Site information
- Type: Military airfield
- Controlled by: United States Army Air Forces

Location
- Coordinates: 48°10′42″N 000°09′31″E﻿ / ﻿48.17833°N 0.15861°E

Site history
- Built by: IX Engineering Command
- In use: August–November 1944
- Materials: Prefabricated Hessian Surfacing (PHS)
- Battles/wars: Western Front (World War II) Northern France Campaign Eastern France/Benelux Campaign

= Saint Marceau Airfield =

Saint Marceaul Airfield is an abandoned World War II military airfield, which is located near the commune of Saint-Marceau in the Pays de la Loire region of northern France.

Located just outside Saint-Marceau, the United States Army Air Force established a temporary airfield on 20 August 1944, shortly after the Allied landings in France.

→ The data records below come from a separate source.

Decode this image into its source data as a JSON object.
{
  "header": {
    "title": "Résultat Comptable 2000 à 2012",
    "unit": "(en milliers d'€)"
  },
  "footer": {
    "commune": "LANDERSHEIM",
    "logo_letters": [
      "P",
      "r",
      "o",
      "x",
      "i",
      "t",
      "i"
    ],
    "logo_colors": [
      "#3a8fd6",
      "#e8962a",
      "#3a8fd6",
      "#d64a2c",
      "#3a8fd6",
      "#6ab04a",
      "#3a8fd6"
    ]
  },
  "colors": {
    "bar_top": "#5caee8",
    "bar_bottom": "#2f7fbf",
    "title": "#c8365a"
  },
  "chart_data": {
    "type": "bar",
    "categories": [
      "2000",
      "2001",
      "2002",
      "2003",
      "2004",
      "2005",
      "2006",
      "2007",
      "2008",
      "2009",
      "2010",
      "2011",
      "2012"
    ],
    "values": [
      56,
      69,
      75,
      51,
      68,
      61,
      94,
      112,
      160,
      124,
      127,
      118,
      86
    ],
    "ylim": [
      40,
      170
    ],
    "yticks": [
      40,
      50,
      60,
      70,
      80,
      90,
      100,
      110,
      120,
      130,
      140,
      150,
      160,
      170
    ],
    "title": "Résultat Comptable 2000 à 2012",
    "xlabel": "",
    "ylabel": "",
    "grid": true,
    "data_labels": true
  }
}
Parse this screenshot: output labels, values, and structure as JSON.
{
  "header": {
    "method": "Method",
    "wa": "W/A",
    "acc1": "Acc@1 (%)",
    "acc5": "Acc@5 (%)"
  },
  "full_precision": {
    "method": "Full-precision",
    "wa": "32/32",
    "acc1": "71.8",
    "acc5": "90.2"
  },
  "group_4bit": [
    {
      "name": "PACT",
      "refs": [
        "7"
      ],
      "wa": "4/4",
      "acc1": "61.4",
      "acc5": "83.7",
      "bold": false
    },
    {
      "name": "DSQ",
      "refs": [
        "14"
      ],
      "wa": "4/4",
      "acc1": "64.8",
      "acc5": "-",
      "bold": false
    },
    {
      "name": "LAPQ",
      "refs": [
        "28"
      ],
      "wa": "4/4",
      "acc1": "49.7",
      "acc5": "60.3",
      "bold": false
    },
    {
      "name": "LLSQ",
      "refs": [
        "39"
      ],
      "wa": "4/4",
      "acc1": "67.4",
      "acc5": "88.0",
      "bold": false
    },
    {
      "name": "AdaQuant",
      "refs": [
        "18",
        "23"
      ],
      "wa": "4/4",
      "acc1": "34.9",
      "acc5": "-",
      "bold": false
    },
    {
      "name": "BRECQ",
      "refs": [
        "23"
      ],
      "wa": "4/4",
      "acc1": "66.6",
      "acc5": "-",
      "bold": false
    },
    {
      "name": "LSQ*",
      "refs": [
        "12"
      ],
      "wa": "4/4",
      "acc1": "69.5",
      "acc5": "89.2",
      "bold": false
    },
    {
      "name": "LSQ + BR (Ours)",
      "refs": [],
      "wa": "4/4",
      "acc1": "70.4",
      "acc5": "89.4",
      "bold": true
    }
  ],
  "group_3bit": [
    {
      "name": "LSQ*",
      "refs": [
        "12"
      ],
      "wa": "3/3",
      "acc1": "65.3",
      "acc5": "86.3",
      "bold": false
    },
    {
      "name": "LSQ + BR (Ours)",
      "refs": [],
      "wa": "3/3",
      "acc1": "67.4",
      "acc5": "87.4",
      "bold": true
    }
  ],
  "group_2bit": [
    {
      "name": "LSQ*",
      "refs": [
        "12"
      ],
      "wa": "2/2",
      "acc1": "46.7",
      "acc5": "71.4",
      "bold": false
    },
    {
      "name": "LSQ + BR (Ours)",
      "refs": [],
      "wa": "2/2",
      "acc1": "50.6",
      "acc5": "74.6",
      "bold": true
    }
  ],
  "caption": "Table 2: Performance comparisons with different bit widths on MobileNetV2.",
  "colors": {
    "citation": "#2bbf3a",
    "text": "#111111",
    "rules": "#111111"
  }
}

The airfield was constructed by the IX Engineering Command, 819th Engineer Aviation Battalion.

==History==
Known as Advanced Landing Ground "A-43", the airfield consisted of a single 5000' (1500m) Prefabricated Hessian Surfacing runway aligned 08/26. In addition, tents were used for billeting and also for support facilities; an access road was built to the existing road infrastructure; a dump for supplies, ammunition, and gasoline drums, along with a drinkable water and minimal electrical grid for communications and station lighting.

The 474th Fighter Group, based Lockheed P-38 Lightning fighters at Saint Marceau from 2 to 12 September 1944. The 474th was replaced by the 442d Troop Carrier Group, which flew Douglas C-47 Skytrains from the airfield from 5 October until 7 November 1944

The fighter planes flew support missions during the Allied invasion of Normandy, patrolling roads in front of the beachhead; strafing German military vehicles and dropping bombs on gun emplacements, anti-aircraft artillery and concentrations of German troops in Normandy and Brittany when spotted.

After the Americans moved east into Central France with the advancing Allied Armies, the airfield was closed on 20 November 1944. Today the long dismantled airfield is indistinguishable from the agricultural fields in the area.